Looking good. With rd_interwiki *and* rd_fragment, we can finally use the redirect table to resolve redirects rather than parsing the page contents. I attempted to do this in my fix fro bug 10931, but that failed for interwiki and fragment redirects.
Created attachment 5125 [details] Proposed patch Expanded on Demon's patch. Basically, it automatically sets rd_interwiki and rd_fragment for redirects that don't have them yet when they're viewed, and (at last!) implements redirect resolution using the redirect table rather than the page text. I've tested it and it works for me (even fragment+interwiki redirects). In detail: * Get and insert/update rd_interwiki and rd_fragment where needed * Change Article::getRedirectTarget() to cover all cases and to update the row if rd_interwiki or rd_fragment is NULL (i.e. if it's a leftover from the old schema without those fields) * Rewrite Article::followRedirect() to incorporate most of the code from followRedirectText() (which has undergone a minor cleanliness rewrite) and to use getRedirectTarget() * Remove followRedirectText() as it's unneeded now * Add $interwiki parameter to Title::makeTitle(), makeTitleSafe() and makeName() * Document and update Title::getRedirectsHere()
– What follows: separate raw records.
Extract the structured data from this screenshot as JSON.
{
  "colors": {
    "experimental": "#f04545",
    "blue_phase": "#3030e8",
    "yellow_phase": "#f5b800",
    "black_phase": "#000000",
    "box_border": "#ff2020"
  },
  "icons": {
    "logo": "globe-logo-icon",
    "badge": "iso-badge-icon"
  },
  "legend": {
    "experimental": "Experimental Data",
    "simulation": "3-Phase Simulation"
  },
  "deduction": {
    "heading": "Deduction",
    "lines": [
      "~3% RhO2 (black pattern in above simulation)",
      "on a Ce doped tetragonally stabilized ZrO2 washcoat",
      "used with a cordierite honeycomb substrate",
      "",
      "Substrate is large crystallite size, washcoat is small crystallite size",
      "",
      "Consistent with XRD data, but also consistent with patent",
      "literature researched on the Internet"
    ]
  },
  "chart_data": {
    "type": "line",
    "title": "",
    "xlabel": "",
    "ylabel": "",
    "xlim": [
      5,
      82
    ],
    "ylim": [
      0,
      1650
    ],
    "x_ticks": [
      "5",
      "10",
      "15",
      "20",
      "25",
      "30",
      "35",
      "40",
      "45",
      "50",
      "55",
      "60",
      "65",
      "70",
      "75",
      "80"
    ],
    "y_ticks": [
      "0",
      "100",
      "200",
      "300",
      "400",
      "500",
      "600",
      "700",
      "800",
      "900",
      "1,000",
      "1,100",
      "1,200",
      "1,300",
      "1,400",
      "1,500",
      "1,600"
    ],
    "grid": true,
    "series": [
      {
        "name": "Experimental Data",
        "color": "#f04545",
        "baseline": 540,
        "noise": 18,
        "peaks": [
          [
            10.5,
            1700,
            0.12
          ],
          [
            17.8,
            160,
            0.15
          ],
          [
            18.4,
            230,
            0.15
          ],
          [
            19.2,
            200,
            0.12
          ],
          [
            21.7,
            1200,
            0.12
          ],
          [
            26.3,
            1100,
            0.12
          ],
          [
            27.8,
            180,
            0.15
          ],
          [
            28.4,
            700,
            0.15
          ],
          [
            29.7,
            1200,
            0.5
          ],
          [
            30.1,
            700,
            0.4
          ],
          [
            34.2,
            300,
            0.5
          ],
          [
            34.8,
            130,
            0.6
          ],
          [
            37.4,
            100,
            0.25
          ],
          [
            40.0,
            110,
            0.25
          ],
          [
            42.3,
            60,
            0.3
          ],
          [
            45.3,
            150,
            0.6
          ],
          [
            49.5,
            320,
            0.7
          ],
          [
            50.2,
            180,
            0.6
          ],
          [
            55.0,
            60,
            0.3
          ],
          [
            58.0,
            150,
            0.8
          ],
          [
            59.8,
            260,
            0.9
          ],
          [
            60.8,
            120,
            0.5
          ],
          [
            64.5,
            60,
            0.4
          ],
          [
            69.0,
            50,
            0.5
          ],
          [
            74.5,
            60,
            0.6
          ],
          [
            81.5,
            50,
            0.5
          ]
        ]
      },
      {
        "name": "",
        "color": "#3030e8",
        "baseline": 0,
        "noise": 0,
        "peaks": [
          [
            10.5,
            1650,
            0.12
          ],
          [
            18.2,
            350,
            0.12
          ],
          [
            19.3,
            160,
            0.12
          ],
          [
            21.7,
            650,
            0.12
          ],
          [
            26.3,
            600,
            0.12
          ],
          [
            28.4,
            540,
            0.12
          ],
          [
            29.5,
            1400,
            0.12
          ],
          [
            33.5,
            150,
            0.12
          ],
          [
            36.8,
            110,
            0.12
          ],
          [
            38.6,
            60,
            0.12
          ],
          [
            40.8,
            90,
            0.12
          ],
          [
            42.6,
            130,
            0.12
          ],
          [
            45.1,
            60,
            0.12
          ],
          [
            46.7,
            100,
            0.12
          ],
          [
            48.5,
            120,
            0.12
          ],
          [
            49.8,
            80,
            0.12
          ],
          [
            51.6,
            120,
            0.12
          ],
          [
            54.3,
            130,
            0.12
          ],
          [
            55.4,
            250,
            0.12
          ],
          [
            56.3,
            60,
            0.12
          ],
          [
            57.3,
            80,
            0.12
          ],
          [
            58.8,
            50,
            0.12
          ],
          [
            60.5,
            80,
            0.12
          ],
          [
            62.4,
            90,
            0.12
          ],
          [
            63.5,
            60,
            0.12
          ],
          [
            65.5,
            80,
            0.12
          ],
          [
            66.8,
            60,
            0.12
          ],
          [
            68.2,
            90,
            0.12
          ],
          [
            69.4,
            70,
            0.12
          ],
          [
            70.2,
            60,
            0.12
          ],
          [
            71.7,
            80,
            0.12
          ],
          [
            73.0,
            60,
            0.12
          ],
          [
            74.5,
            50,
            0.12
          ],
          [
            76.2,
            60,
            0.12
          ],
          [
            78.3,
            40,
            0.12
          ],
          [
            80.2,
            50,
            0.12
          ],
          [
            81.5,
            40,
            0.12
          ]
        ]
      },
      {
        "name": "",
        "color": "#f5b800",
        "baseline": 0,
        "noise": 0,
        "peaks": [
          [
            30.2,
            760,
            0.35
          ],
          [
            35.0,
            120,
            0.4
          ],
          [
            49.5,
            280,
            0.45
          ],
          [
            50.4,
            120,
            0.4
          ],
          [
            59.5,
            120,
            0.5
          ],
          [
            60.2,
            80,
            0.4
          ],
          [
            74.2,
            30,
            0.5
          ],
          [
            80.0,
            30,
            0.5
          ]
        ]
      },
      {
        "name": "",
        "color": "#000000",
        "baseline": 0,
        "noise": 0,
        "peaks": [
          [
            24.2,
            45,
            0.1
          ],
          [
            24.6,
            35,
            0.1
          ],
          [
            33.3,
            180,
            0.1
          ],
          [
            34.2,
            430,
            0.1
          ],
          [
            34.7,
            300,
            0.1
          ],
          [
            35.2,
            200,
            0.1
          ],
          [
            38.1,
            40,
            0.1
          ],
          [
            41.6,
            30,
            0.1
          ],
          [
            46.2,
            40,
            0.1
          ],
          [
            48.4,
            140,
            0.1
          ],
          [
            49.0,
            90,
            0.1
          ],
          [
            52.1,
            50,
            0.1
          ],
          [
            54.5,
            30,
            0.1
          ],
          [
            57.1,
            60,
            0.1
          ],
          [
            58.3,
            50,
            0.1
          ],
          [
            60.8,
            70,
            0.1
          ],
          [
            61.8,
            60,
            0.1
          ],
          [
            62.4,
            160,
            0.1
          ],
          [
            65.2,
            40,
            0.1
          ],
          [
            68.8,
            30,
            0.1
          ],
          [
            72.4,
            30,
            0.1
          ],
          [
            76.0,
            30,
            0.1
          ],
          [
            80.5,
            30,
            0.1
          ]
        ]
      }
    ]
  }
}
Looks good to me. I was also doing some testing last night (already spoke to Roan about this), and the refreshLinks maintenance script will work just fine for back-filling any non-existent redirect fields. Eventually the code goes through Article::updateRedirectOn(), which is part of the overall updates here, so everything should populate as needed.
How about committing something and closing the issue?
Waiting for Brion to coordinate the schema changes, afaik.
Created attachment 5828 [details] Update previous patch Same patch, works exactly as intended. Updated to apply cleanly to HEAD.
Put both field additions into the same patch. They can share an add_field call. Change the rd_ns_title index, it will need to have rd_interwiki at the start of it. - array('rd_namespace', 'rd_title'), + array( 'rd_namespace', 'rd_title', 'rd_interwiki', 'rd_fragment' ), Use "*", it's shorter - 'rd_title' => $retval->getDBKey() + 'rd_title' => $retval->getDBKey(), + 'rd_title' => $retval->getDBKey(), You probably only need one of these. public function insertRedirect() { - $retval = Title::newFromRedirect( $this->getContent() ); + $retval = Title::newFromRedirectRecurse( $this->getContent() ); This appears to be wrong and broken. There are two choices: have the redirect table point to the final destination and use a separate tracking table to update the table when the intermediate redirects change, or have the redirect table point to the immediate destination and follow the chain on fetch. This appears to be like the first option, except missing the complex update logic.
This was done in r69181, r51583.